I agree.  What surprises me is when they try to deny that they are choosing to offend.  I'm not sure how they can't see that this is exactly what they are doing.

It doesn't surprise me that some people have refused to give up using certain words other people don't like, even though I don't necessarily agree with them.  People come at everything from different perspectives and this topic isn't any different.  

I think that some people believe that if they don't mean a term in an offensive way (if they aren't using it as an insult or to belittle) then they aren't 'choosing to offend.'  Yes, they are choosing to use a word that some people might decide to be offended about, but they see that as the other person's choice and having nothing to do with them.  From that perspective, it's reasonable for someone to deny that they are choosing to offend.

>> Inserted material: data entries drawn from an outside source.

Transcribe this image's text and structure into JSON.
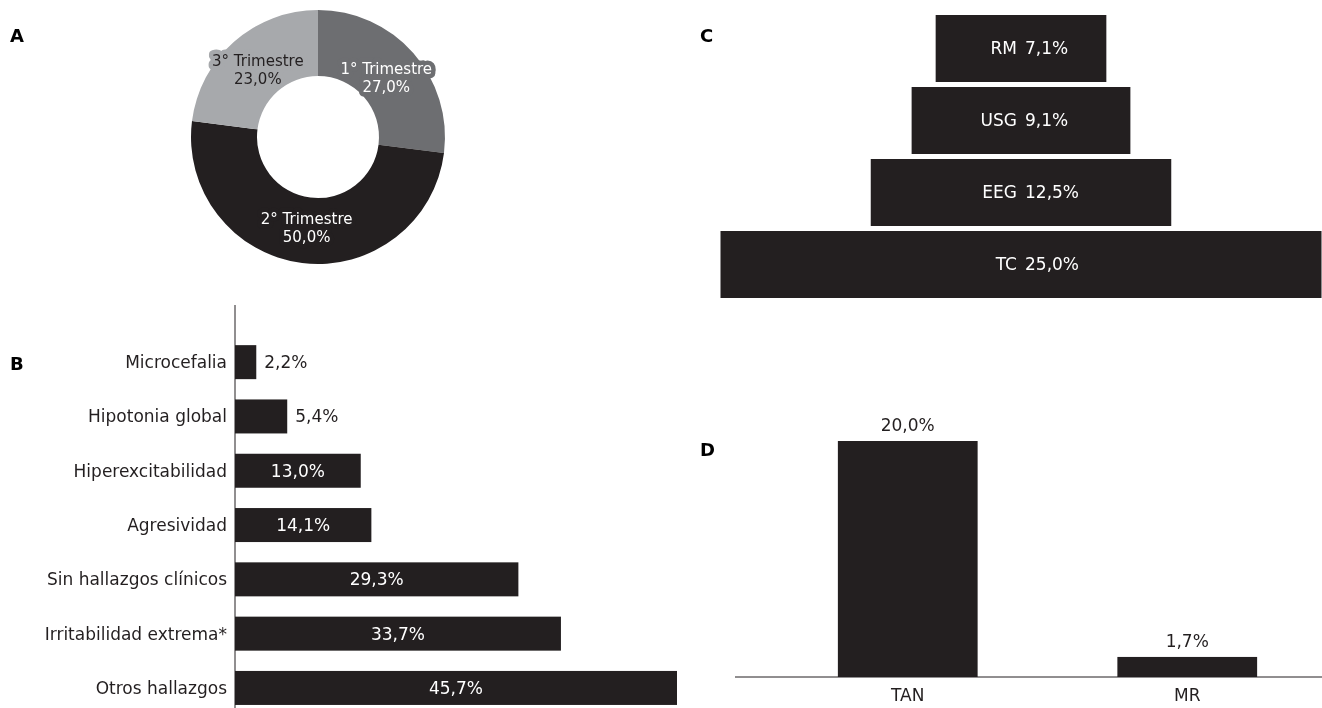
{
  "chart_data": [
    {
      "type": "donut",
      "title": "A",
      "categories": [
        "1° Trimestre",
        "2° Trimestre",
        "3° Trimestre"
      ],
      "values": [
        27.0,
        50.0,
        23.0
      ],
      "colors": [
        "#6d6e71",
        "#231f20",
        "#a7a9ac"
      ],
      "value_labels": [
        "27,0%",
        "50,0%",
        "23,0%"
      ]
    },
    {
      "type": "bar",
      "orientation": "horizontal",
      "title": "B",
      "categories": [
        "Microcefalia",
        "Hipotonia global",
        "Hiperexcitabilidad",
        "Agresividad",
        "Sin hallazgos clínicos",
        "Irritabilidad extrema*",
        "Otros hallazgos"
      ],
      "values": [
        2.2,
        5.4,
        13.0,
        14.1,
        29.3,
        33.7,
        45.7
      ],
      "color": "#231f20",
      "value_labels": [
        "2,2%",
        "5,4%",
        "13,0%",
        "14,1%",
        "29,3%",
        "33,7%",
        "45,7%"
      ]
    },
    {
      "type": "other",
      "title": "C",
      "categories": [
        "RM",
        "USG",
        "EEG",
        "TC"
      ],
      "values": [
        7.1,
        9.1,
        12.5,
        25.0
      ],
      "color": "#231f20",
      "value_labels": [
        "7,1%",
        "9,1%",
        "12,5%",
        "25,0%"
      ]
    },
    {
      "type": "bar",
      "title": "D",
      "categories": [
        "TAN",
        "MR"
      ],
      "values": [
        20.0,
        1.7
      ],
      "color": "#231f20",
      "value_labels": [
        "20,0%",
        "1,7%"
      ]
    }
  ]
}
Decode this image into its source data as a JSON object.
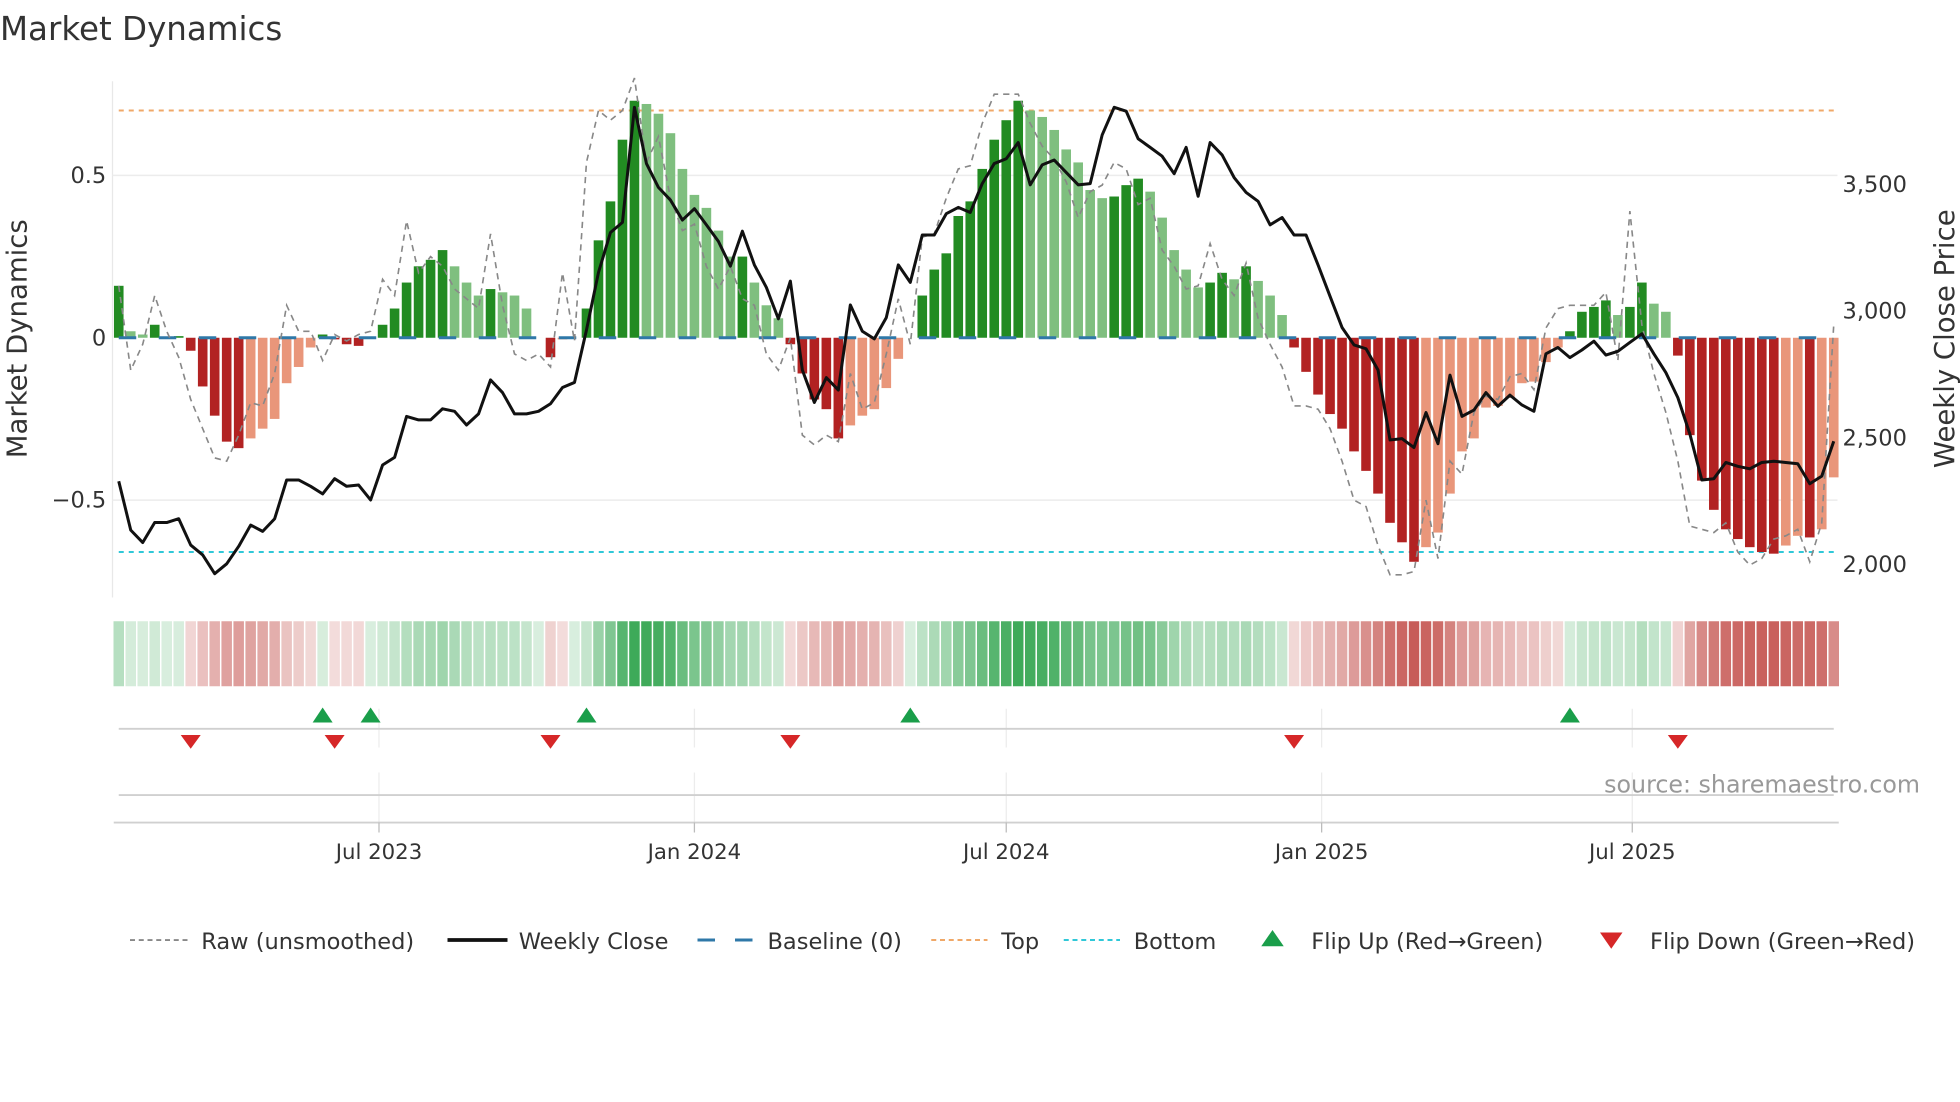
{
  "title": "Market Dynamics",
  "source": "source: sharemaestro.com",
  "chart_data": {
    "type": "bar",
    "title": "Market Dynamics",
    "ylabel": "Market Dynamics",
    "y2label": "Weekly Close Price",
    "ylim": [
      -0.8,
      0.79
    ],
    "y2lim": [
      1865,
      3903
    ],
    "grid": true,
    "legend_position": "bottom",
    "yticks": [
      {
        "value": 0.5,
        "label": "0.5"
      },
      {
        "value": 0,
        "label": "0"
      },
      {
        "value": -0.5,
        "label": "−0.5"
      }
    ],
    "y2ticks": [
      {
        "value": 3500,
        "label": "3,500"
      },
      {
        "value": 3000,
        "label": "3,000"
      },
      {
        "value": 2500,
        "label": "2,500"
      },
      {
        "value": 2000,
        "label": "2,000"
      }
    ],
    "xticks": [
      {
        "week": 21.7,
        "label": "Jul 2023"
      },
      {
        "week": 48.0,
        "label": "Jan 2024"
      },
      {
        "week": 74.0,
        "label": "Jul 2024"
      },
      {
        "week": 100.3,
        "label": "Jan 2025"
      },
      {
        "week": 126.2,
        "label": "Jul 2025"
      }
    ],
    "top_level": 0.7,
    "bottom_level": -0.66,
    "baseline": 0,
    "momentum": [
      0.16,
      0.02,
      0.01,
      0.04,
      0.0,
      0.005,
      -0.04,
      -0.15,
      -0.24,
      -0.32,
      -0.34,
      -0.31,
      -0.28,
      -0.25,
      -0.14,
      -0.09,
      -0.03,
      0.01,
      -0.005,
      -0.02,
      -0.025,
      0.0,
      0.04,
      0.09,
      0.17,
      0.22,
      0.24,
      0.27,
      0.22,
      0.17,
      0.13,
      0.15,
      0.14,
      0.13,
      0.09,
      0.0,
      -0.06,
      -0.005,
      0.0,
      0.09,
      0.3,
      0.42,
      0.61,
      0.73,
      0.72,
      0.69,
      0.63,
      0.52,
      0.44,
      0.4,
      0.33,
      0.25,
      0.25,
      0.17,
      0.1,
      0.06,
      -0.02,
      -0.11,
      -0.19,
      -0.22,
      -0.31,
      -0.27,
      -0.24,
      -0.22,
      -0.155,
      -0.065,
      0.0,
      0.13,
      0.21,
      0.26,
      0.375,
      0.42,
      0.52,
      0.61,
      0.67,
      0.73,
      0.7,
      0.68,
      0.64,
      0.58,
      0.54,
      0.455,
      0.43,
      0.435,
      0.47,
      0.49,
      0.45,
      0.37,
      0.27,
      0.21,
      0.155,
      0.17,
      0.2,
      0.18,
      0.22,
      0.175,
      0.13,
      0.07,
      -0.03,
      -0.105,
      -0.175,
      -0.235,
      -0.28,
      -0.35,
      -0.41,
      -0.48,
      -0.57,
      -0.63,
      -0.69,
      -0.645,
      -0.6,
      -0.48,
      -0.35,
      -0.31,
      -0.215,
      -0.21,
      -0.185,
      -0.14,
      -0.135,
      -0.075,
      -0.03,
      0.02,
      0.08,
      0.095,
      0.115,
      0.07,
      0.095,
      0.17,
      0.105,
      0.08,
      -0.055,
      -0.3,
      -0.44,
      -0.53,
      -0.59,
      -0.62,
      -0.645,
      -0.66,
      -0.665,
      -0.64,
      -0.61,
      -0.615,
      -0.59,
      -0.43
    ],
    "raw": [
      0.16,
      -0.1,
      -0.02,
      0.13,
      0.02,
      -0.06,
      -0.19,
      -0.28,
      -0.37,
      -0.38,
      -0.3,
      -0.2,
      -0.21,
      -0.11,
      0.1,
      0.02,
      0.02,
      -0.07,
      0.01,
      -0.01,
      0.01,
      0.02,
      0.18,
      0.13,
      0.36,
      0.2,
      0.25,
      0.22,
      0.15,
      0.12,
      0.09,
      0.32,
      0.1,
      -0.05,
      -0.07,
      -0.05,
      -0.09,
      0.2,
      -0.01,
      0.54,
      0.7,
      0.67,
      0.7,
      0.8,
      0.54,
      0.62,
      0.43,
      0.33,
      0.35,
      0.22,
      0.15,
      0.22,
      0.12,
      0.1,
      -0.05,
      -0.1,
      0.0,
      -0.3,
      -0.33,
      -0.3,
      -0.32,
      -0.11,
      -0.22,
      -0.2,
      -0.05,
      0.12,
      -0.02,
      0.31,
      0.32,
      0.43,
      0.52,
      0.53,
      0.66,
      0.75,
      0.75,
      0.75,
      0.66,
      0.59,
      0.55,
      0.48,
      0.37,
      0.45,
      0.47,
      0.54,
      0.52,
      0.41,
      0.43,
      0.27,
      0.22,
      0.15,
      0.16,
      0.29,
      0.18,
      0.13,
      0.23,
      0.06,
      -0.02,
      -0.09,
      -0.21,
      -0.21,
      -0.22,
      -0.28,
      -0.38,
      -0.5,
      -0.52,
      -0.64,
      -0.73,
      -0.73,
      -0.72,
      -0.5,
      -0.68,
      -0.38,
      -0.42,
      -0.23,
      -0.18,
      -0.19,
      -0.12,
      -0.11,
      -0.16,
      0.03,
      0.09,
      0.1,
      0.1,
      0.1,
      0.14,
      -0.07,
      0.39,
      0.04,
      -0.11,
      -0.23,
      -0.38,
      -0.58,
      -0.59,
      -0.6,
      -0.57,
      -0.66,
      -0.7,
      -0.68,
      -0.62,
      -0.61,
      -0.59,
      -0.69,
      -0.57,
      0.04
    ],
    "weekly_close": [
      2324,
      2131,
      2082,
      2161,
      2161,
      2176,
      2072,
      2033,
      1959,
      1998,
      2067,
      2151,
      2126,
      2176,
      2329,
      2329,
      2304,
      2274,
      2334,
      2304,
      2309,
      2250,
      2388,
      2418,
      2580,
      2566,
      2566,
      2610,
      2600,
      2546,
      2590,
      2724,
      2674,
      2590,
      2590,
      2600,
      2630,
      2694,
      2714,
      2921,
      3148,
      3306,
      3346,
      3800,
      3578,
      3484,
      3434,
      3355,
      3400,
      3336,
      3271,
      3173,
      3311,
      3178,
      3089,
      2965,
      3114,
      2763,
      2635,
      2733,
      2684,
      3020,
      2916,
      2886,
      2970,
      3178,
      3109,
      3296,
      3296,
      3380,
      3405,
      3385,
      3499,
      3578,
      3597,
      3661,
      3494,
      3573,
      3592,
      3543,
      3494,
      3499,
      3691,
      3800,
      3785,
      3676,
      3642,
      3607,
      3538,
      3642,
      3449,
      3661,
      3612,
      3523,
      3464,
      3429,
      3336,
      3365,
      3296,
      3296,
      3178,
      3054,
      2931,
      2862,
      2847,
      2763,
      2487,
      2492,
      2457,
      2595,
      2472,
      2743,
      2580,
      2605,
      2674,
      2620,
      2664,
      2625,
      2600,
      2827,
      2852,
      2812,
      2842,
      2877,
      2822,
      2837,
      2872,
      2906,
      2827,
      2753,
      2654,
      2511,
      2329,
      2334,
      2398,
      2383,
      2373,
      2398,
      2403,
      2398,
      2393,
      2314,
      2344,
      2482
    ],
    "flip_up_weeks": [
      17,
      21,
      39,
      66,
      121
    ],
    "flip_down_weeks": [
      6,
      18,
      36,
      56,
      98,
      130
    ],
    "legend": [
      {
        "label": "Raw (unsmoothed)",
        "kind": "raw"
      },
      {
        "label": "Weekly Close",
        "kind": "close"
      },
      {
        "label": "Baseline (0)",
        "kind": "baseline"
      },
      {
        "label": "Top",
        "kind": "top"
      },
      {
        "label": "Bottom",
        "kind": "bottom"
      },
      {
        "label": "Flip Up (Red→Green)",
        "kind": "up"
      },
      {
        "label": "Flip Down (Green→Red)",
        "kind": "down"
      }
    ],
    "colors": {
      "pos_strong": "#228b22",
      "pos_weak": "#7fbf7f",
      "neg_strong": "#b22222",
      "neg_weak": "#e9967a",
      "close": "#111111",
      "raw": "#888888",
      "baseline": "#2f78a8",
      "top": "#f0a868",
      "bottom": "#30c8d8",
      "flip_up": "#1a9e4a",
      "flip_down": "#d62728"
    }
  }
}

I think this mindset comes from the teaching that use to be really popular (especially when teaching 'self-esteem to kids in the 90s) a few years ago of 'no one can make you feel anything' and that people are responsible for how they react to the words of others.  I was taught growing up in school that no one can make you feel angry, sad, jealous, etc.  We were taught that we were 100% responsible for our feelings and could never blame them on anyone else.  We practiced expressing our feelings in ways that took ownership of the emotions that we had and were not allowed to use phrases like "you made me angry" but instead had to say something like "when you did ______ I felt angry." 

I looked it up and it was a line of psychology espoused by Fritz Perls that seemed to have quite the heyday for a while.  I don't know if it's still popular today but it's not surprising to me that some people still find the concept valid.